People are gasping for breath as the country witnesses a huge number of cases due to the second wave of the Covid-19 pandemic. Hospitals have run out of oxygen in many states and people are begging for oxygen everywhere. The country is declared to be in a national emergency. Many covid patients have died in the past few weeks due to the shortage of oxygen in hospitals in states like Maharashtra, Gujarat, Madhya Pradesh, Uttar Pradesh, and Delhi.
It is evident on social media platforms that the situation is more severe than some people are taking it to be. Meanwhile, the political leaders of the opposition parties have been consistently slamming the state and the central government, left, right, and center for the shortage of oxygen, something that is crucial for hospitals to keep the patients alive.
But the main question that arises out of this is who do we blame, one evident factor is that the exports of Oxygen.
According to the Department of Commerce, the data of the oxygen export showed that the country had been exporting about twice as much oxygen to the rest of the world during the starting ten months of the Fiscal Year 21 if we were to compare it with the previous Financial Year.
Between April 2020 and January 2021, India was reported to have exported about 9,301 tonnes of O2 to the rest of the world. However, in Fiscal Year 20, the country had seen to have exported about 4,502 metric tonnes of oxygen. It is important to note that the demand for Liquid Medical Oxygen (LMO) rose from being 700 metric tonnes per day to 2,800 metric tonnes per day. However, with the second wave, the demand has surged to almost 5,000 metric tonnes per day.
One of the major factors that have been contributing to this massive shortage of oxygen in the country currently is the uneven distribution and the logistics management of the oxygen supply. Maharashtra experienced a huge demand for medical oxygen after the state witnessed a massive number of covid-19 cases daily starting February. However, the situation went on becoming worse as months passed by.
Currently, India produces over 7,000 metric tonnes of liquid oxygen per day, which technically should be enough to manage the ongoing requirements of medical oxygen but again, with the uneven distribution and supply system and logistical issues, we are facing this oxygen crisis in many states in the country.
On Wednesday, the country witnessed about 3 lakh cases in a single day and over 2,000 deaths, marking as the highest number since the pandemic even began in the year 2020. It is evident that if the country keeps witnessing such a large number of cases daily, experiencing an immense shortage of oxygen in more states of the country will be inevitable.
Currently, seeing that many hospitals from various states are experiencing this shortage of oxygen, it is becoming even difficult to provide cryogenic tankers 24×7, something that is crucial for the transportation of liquid oxygen. Therefore, more attention must be paid to the production of more cryogenic tanks. With this shortage of these cryogenic tankers, much delay has already been done in the inter-state transportation of oxygen, and that the remote areas have been facing an even bigger issue as more time is taken for transportation.

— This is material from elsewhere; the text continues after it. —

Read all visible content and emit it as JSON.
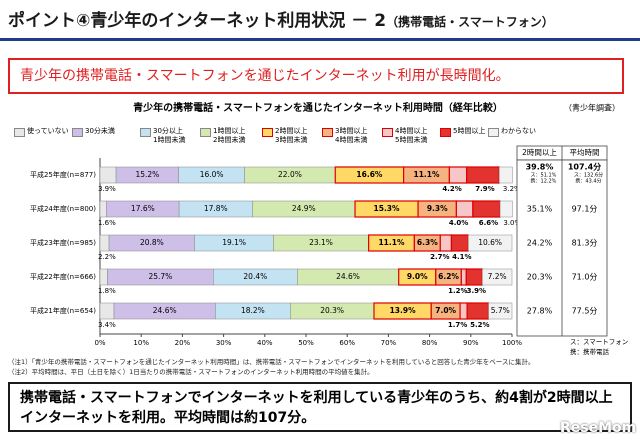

One more factor that is also affecting the shortage of oxygen in the states is the problem with storage. Transportation and distribution are not the only challenges that the country is facing because when once oxygen reaches its destination, it is supposed to be stored in cryogenic vessels or cylinders but it is reported that even these have been increasingly scarce and when asked for the reason behind this, the manufacturers simply said that they were not prepared.
When enquired, Puneet Khurana of a Mumbai-based Everest Kanto Cylinders, said that the demand for these cylinders is approximately 10,000 a day but they are only able to manufacture about 2,000 a day. He said that everything happened so suddenly this year that is why there is such a huge amount of shortage. Pravin Nandu of Euro India Private Limited said that these cylinders are usually manufactured considering the demand of these, therefore in February-March when they thought covid was almost over, they had slowed down the production since there was no requirement. Therefore, now it is becoming difficult for them to keep with this huge demand that came out all of a sudden.
What is the government doing to help?
1. A Roll-on Roll-off Railway system
It is known that some states in the country have enough plants to produce oxygen for themselves while some have to rely on the neighboring states for the same. But it is also interesting to note that states such as Maharashtra and Gujarat, which are the biggest oxygen producers, are also facing these oxygen supply problems.
States such as Andhra Pradesh, Jharkhand, and Odisha are considered oxygen surplus states. This roll-on roll-off railways system will allow the transportation of oxygen from surplus states to deficient states through railways.
2. Oxygen Airlift
The central government has been working towards airlifting oxygen generation plants from Germany. Delhi government has also decided to airlift oxygen tanks from Odisha to reduce time consumption.
3. Introduction of Armed Forces
Rajnath Singh, who is the defense minister of this country, had a meeting with the top officials which also included the three defense chiefs, mainly to help the civil administration tackle the covid-19 crisis.
These are some of the steps that are being taken place, all we are left with is to see how this management works out for the country and the lives of the citizens.